Ja bym zasugerował nie przejmować się ciuchami. Pycha raczej jest wtedy gdy uważasz że jesteś lepsza od wszystkich albo że chcesz samymi swoimi siłami..Nikt nie mówił że sprzątaczka ma wyglądać jak worek po ziemniakach. A jak ktoś to krytykuje znaczy jest głupi.
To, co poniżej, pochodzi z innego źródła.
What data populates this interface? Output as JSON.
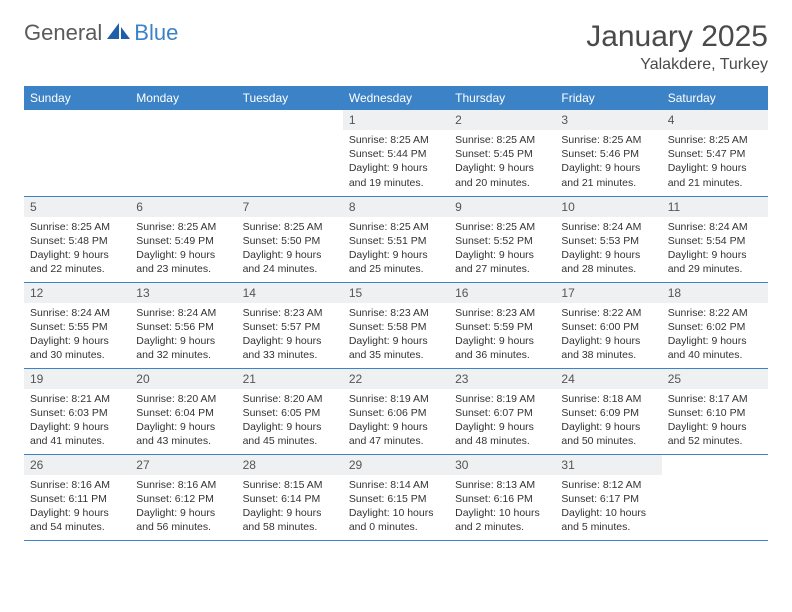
{
  "brand": {
    "part1": "General",
    "part2": "Blue",
    "logo_color": "#1f5fa8"
  },
  "header": {
    "title": "January 2025",
    "location": "Yalakdere, Turkey"
  },
  "colors": {
    "header_bg": "#3b82c7",
    "header_fg": "#ffffff",
    "daynum_bg": "#eef0f1",
    "row_divider": "#3b82c7",
    "text": "#333333",
    "title_color": "#4a4a4a"
  },
  "weekdays": [
    "Sunday",
    "Monday",
    "Tuesday",
    "Wednesday",
    "Thursday",
    "Friday",
    "Saturday"
  ],
  "weeks": [
    [
      {
        "num": "",
        "lines": []
      },
      {
        "num": "",
        "lines": []
      },
      {
        "num": "",
        "lines": []
      },
      {
        "num": "1",
        "lines": [
          "Sunrise: 8:25 AM",
          "Sunset: 5:44 PM",
          "Daylight: 9 hours",
          "and 19 minutes."
        ]
      },
      {
        "num": "2",
        "lines": [
          "Sunrise: 8:25 AM",
          "Sunset: 5:45 PM",
          "Daylight: 9 hours",
          "and 20 minutes."
        ]
      },
      {
        "num": "3",
        "lines": [
          "Sunrise: 8:25 AM",
          "Sunset: 5:46 PM",
          "Daylight: 9 hours",
          "and 21 minutes."
        ]
      },
      {
        "num": "4",
        "lines": [
          "Sunrise: 8:25 AM",
          "Sunset: 5:47 PM",
          "Daylight: 9 hours",
          "and 21 minutes."
        ]
      }
    ],
    [
      {
        "num": "5",
        "lines": [
          "Sunrise: 8:25 AM",
          "Sunset: 5:48 PM",
          "Daylight: 9 hours",
          "and 22 minutes."
        ]
      },
      {
        "num": "6",
        "lines": [
          "Sunrise: 8:25 AM",
          "Sunset: 5:49 PM",
          "Daylight: 9 hours",
          "and 23 minutes."
        ]
      },
      {
        "num": "7",
        "lines": [
          "Sunrise: 8:25 AM",
          "Sunset: 5:50 PM",
          "Daylight: 9 hours",
          "and 24 minutes."
        ]
      },
      {
        "num": "8",
        "lines": [
          "Sunrise: 8:25 AM",
          "Sunset: 5:51 PM",
          "Daylight: 9 hours",
          "and 25 minutes."
        ]
      },
      {
        "num": "9",
        "lines": [
          "Sunrise: 8:25 AM",
          "Sunset: 5:52 PM",
          "Daylight: 9 hours",
          "and 27 minutes."
        ]
      },
      {
        "num": "10",
        "lines": [
          "Sunrise: 8:24 AM",
          "Sunset: 5:53 PM",
          "Daylight: 9 hours",
          "and 28 minutes."
        ]
      },
      {
        "num": "11",
        "lines": [
          "Sunrise: 8:24 AM",
          "Sunset: 5:54 PM",
          "Daylight: 9 hours",
          "and 29 minutes."
        ]
      }
    ],
    [
      {
        "num": "12",
        "lines": [
          "Sunrise: 8:24 AM",
          "Sunset: 5:55 PM",
          "Daylight: 9 hours",
          "and 30 minutes."
        ]
      },
      {
        "num": "13",
        "lines": [
          "Sunrise: 8:24 AM",
          "Sunset: 5:56 PM",
          "Daylight: 9 hours",
          "and 32 minutes."
        ]
      },
      {
        "num": "14",
        "lines": [
          "Sunrise: 8:23 AM",
          "Sunset: 5:57 PM",
          "Daylight: 9 hours",
          "and 33 minutes."
        ]
      },
      {
        "num": "15",
        "lines": [
          "Sunrise: 8:23 AM",
          "Sunset: 5:58 PM",
          "Daylight: 9 hours",
          "and 35 minutes."
        ]
      },
      {
        "num": "16",
        "lines": [
          "Sunrise: 8:23 AM",
          "Sunset: 5:59 PM",
          "Daylight: 9 hours",
          "and 36 minutes."
        ]
      },
      {
        "num": "17",
        "lines": [
          "Sunrise: 8:22 AM",
          "Sunset: 6:00 PM",
          "Daylight: 9 hours",
          "and 38 minutes."
        ]
      },
      {
        "num": "18",
        "lines": [
          "Sunrise: 8:22 AM",
          "Sunset: 6:02 PM",
          "Daylight: 9 hours",
          "and 40 minutes."
        ]
      }
    ],
    [
      {
        "num": "19",
        "lines": [
          "Sunrise: 8:21 AM",
          "Sunset: 6:03 PM",
          "Daylight: 9 hours",
          "and 41 minutes."
        ]
      },
      {
        "num": "20",
        "lines": [
          "Sunrise: 8:20 AM",
          "Sunset: 6:04 PM",
          "Daylight: 9 hours",
          "and 43 minutes."
        ]
      },
      {
        "num": "21",
        "lines": [
          "Sunrise: 8:20 AM",
          "Sunset: 6:05 PM",
          "Daylight: 9 hours",
          "and 45 minutes."
        ]
      },
      {
        "num": "22",
        "lines": [
          "Sunrise: 8:19 AM",
          "Sunset: 6:06 PM",
          "Daylight: 9 hours",
          "and 47 minutes."
        ]
      },
      {
        "num": "23",
        "lines": [
          "Sunrise: 8:19 AM",
          "Sunset: 6:07 PM",
          "Daylight: 9 hours",
          "and 48 minutes."
        ]
      },
      {
        "num": "24",
        "lines": [
          "Sunrise: 8:18 AM",
          "Sunset: 6:09 PM",
          "Daylight: 9 hours",
          "and 50 minutes."
        ]
      },
      {
        "num": "25",
        "lines": [
          "Sunrise: 8:17 AM",
          "Sunset: 6:10 PM",
          "Daylight: 9 hours",
          "and 52 minutes."
        ]
      }
    ],
    [
      {
        "num": "26",
        "lines": [
          "Sunrise: 8:16 AM",
          "Sunset: 6:11 PM",
          "Daylight: 9 hours",
          "and 54 minutes."
        ]
      },
      {
        "num": "27",
        "lines": [
          "Sunrise: 8:16 AM",
          "Sunset: 6:12 PM",
          "Daylight: 9 hours",
          "and 56 minutes."
        ]
      },
      {
        "num": "28",
        "lines": [
          "Sunrise: 8:15 AM",
          "Sunset: 6:14 PM",
          "Daylight: 9 hours",
          "and 58 minutes."
        ]
      },
      {
        "num": "29",
        "lines": [
          "Sunrise: 8:14 AM",
          "Sunset: 6:15 PM",
          "Daylight: 10 hours",
          "and 0 minutes."
        ]
      },
      {
        "num": "30",
        "lines": [
          "Sunrise: 8:13 AM",
          "Sunset: 6:16 PM",
          "Daylight: 10 hours",
          "and 2 minutes."
        ]
      },
      {
        "num": "31",
        "lines": [
          "Sunrise: 8:12 AM",
          "Sunset: 6:17 PM",
          "Daylight: 10 hours",
          "and 5 minutes."
        ]
      },
      {
        "num": "",
        "lines": []
      }
    ]
  ]
}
Dodano po 3 minutach 25 sekundach:
Tendencje do poprawiania nastroju to niejako mechanizm obronny. To automat tak nas stworzył Bóg. Depresja, poniżenie samo poniżanie się nie jest od Boga.

Katarzyna1234
Dyskutant
Dyskutant
Posty: 212
Rejestracja: 7 sty 2024
Been thanked: 21 times

Re: O skrupułach, czyli o nerwicy natręctw na tle religijnym

Post autor: Katarzyna1234 » 2024-04-26, 15:42

Staram się na co dzień nie myśleć o grzechach,nie spisuje ich już,żeby je zapamiętać.Co mi się przypomni przed spowiedzią to będzie spisane na kartce.Może coś w tym jest jakiś mechanizm obronny czy coś.Ja też zauważyłam u siebie takie coś jak poprawianie nastroju zakupami.Jak się da staram się odsunąć od siebie natrętne myśli.Uciekam w te zakupy..W najbliższym czasie chcę przystąpić do spowiedzi.Ale już dochodzą do mnie myśli,że może to nie ma sensu bo i tak będzie tak samo.Że będę uważała,że nie jestem godna przyjąć Komunii.Że popełniam znowu grzechy ciężkie.Nie mogę się od tego uwolnić.Bynajmniej nie wiem jak.Mam przystąpić do Komunii.Już w czasie Świąt tak zrobiłam.Efekt-zamierzam spowiadać się ze świętokradztwa..Odsunęłam się od przyjmowania Komunii całkowicie.Nie wiem czy to nerwica czy ja taka jestem z tymi myślami.Zawsze po spowiedzi jest u mnie żal,złość a wręcz wściekłość na samą siebie za to jaka jestem.Już sama nie wiem czy nieczyste myśli są moje czy to nerwica.Ale też widzę ile tracę przez nerwicę.Stałam się jakby obojętna chociaż z drugiej strony wiem,że taka nie jestem.Że nie jestem obojętna wobec Boga i wiary.Z Susanną walczymy.A jakby się cofamy ze skrupułami.One nas pokonują.Dajemy się skrupułom.Nie powinno tak być.Nie może tak być.Boję się spowiedzi.Boję się,że wszystko,że te myśli powrócą.Nigdy tak nie miałam.Wiem,że kolejny raz będę miała do siebie ogromny żal za wszystko.